The reform process drew its initial blueprint from two landmark reports: the Narasimham Committee on the Financial System (1991) and the Narasimham Committee on Banking Sector Reforms (1998). The first committee recommended moving away from directed credit and administered interest rates, reducing statutory preemptions like CRR and SLR, allowing new private-sector banks, and setting up asset reconstruction companies for bad loans. Its recommendations catalysed the entry of HDFC Bank, ICICI Bank, and Axis Bank in the early 1990s, permanently altering the competitive landscape.
The second Narasimham Committee deepened the agenda by proposing a reduction in the number of public-sector banks through mergers, introduction of prompt corrective action (PCA) frameworks, adoption of Basle I capital standards, and greater operational autonomy for bank boards. Though full board autonomy remained elusive due to government ownership, the PCA framework eventually became a powerful tool for ring-fencing weak banks from further deterioration.
Interest rate deregulation was phased in through the 1990s. Banks were freed to set deposit and lending rates within progressively wider bands, culminating in the adoption of the base rate system in 2010 and subsequently the marginal cost of funds-based lending rate (MCLR) in 2016, which improved monetary policy transmission.

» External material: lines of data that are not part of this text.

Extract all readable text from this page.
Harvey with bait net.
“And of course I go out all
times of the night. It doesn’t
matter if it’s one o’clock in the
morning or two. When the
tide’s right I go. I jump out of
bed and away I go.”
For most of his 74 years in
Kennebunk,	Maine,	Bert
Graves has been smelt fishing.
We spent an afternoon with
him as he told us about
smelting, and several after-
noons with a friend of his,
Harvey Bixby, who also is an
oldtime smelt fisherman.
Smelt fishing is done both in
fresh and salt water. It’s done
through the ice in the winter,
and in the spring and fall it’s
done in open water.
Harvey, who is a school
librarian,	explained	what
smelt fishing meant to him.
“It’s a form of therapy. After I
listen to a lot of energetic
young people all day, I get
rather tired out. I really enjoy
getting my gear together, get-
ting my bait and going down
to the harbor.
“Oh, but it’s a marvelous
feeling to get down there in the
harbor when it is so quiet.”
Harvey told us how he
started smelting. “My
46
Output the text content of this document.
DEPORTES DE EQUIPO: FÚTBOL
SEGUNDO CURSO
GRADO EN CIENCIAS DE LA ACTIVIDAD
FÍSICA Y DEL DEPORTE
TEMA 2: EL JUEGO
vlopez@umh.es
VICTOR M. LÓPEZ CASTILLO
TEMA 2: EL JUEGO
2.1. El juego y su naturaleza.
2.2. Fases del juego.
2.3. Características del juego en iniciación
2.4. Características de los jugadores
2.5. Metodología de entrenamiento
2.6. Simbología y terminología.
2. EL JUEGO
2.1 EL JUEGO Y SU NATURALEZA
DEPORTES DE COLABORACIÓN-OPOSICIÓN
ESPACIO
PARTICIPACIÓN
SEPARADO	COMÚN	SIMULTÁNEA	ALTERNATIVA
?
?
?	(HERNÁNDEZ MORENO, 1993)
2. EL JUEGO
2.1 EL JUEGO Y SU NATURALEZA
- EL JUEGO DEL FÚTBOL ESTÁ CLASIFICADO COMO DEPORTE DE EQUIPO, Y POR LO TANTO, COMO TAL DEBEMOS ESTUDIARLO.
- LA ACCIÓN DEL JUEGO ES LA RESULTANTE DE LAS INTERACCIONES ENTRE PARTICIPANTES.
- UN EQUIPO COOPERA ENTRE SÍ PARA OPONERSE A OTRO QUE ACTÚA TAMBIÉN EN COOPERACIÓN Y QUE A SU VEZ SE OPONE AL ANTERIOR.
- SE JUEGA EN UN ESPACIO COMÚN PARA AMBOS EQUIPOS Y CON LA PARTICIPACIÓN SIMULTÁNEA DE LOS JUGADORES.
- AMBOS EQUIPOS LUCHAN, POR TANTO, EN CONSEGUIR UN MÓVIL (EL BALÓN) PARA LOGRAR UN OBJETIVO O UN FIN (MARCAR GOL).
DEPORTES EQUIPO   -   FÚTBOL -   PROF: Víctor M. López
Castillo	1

Prudential norms evolved in tandem. Income recognition and asset classification (IRAC) norms tightened the definition of non-performing assets, provisioning requirements were strengthened, and capital adequacy standards migrated from Basel I through Basel II to Basel III by 2019. The Insolvency and Bankruptcy Code (IBC) enacted in 2016 added a time-bound resolution mechanism that banks could invoke against large defaulters, fundamentally changing the credit culture around wilful default.
The Financial Resolution and Deposit Insurance (FRDI) Bill proposed in 2017 sought to establish a single resolution authority but was withdrawn in 2018 after public concern about a bail-in clause. The debate it triggered highlighted unresolved tensions between depositor protection, fiscal prudence, and orderly bank resolution.
By the early 2020s, reforms had produced a materially healthier system: PSB gross NPAs fell from a peak of around 14.6% in March 2018 to below 5% by March 2024, profitability was restored across most public-sector lenders, and digital infrastructure built on UPI and the India Stack had placed Indian retail banking among the most technologically advanced globally. The reform journey remains incomplete in areas like privatisation of PSBs and deeper bond market development, but the structural trajectory has been decisively positive.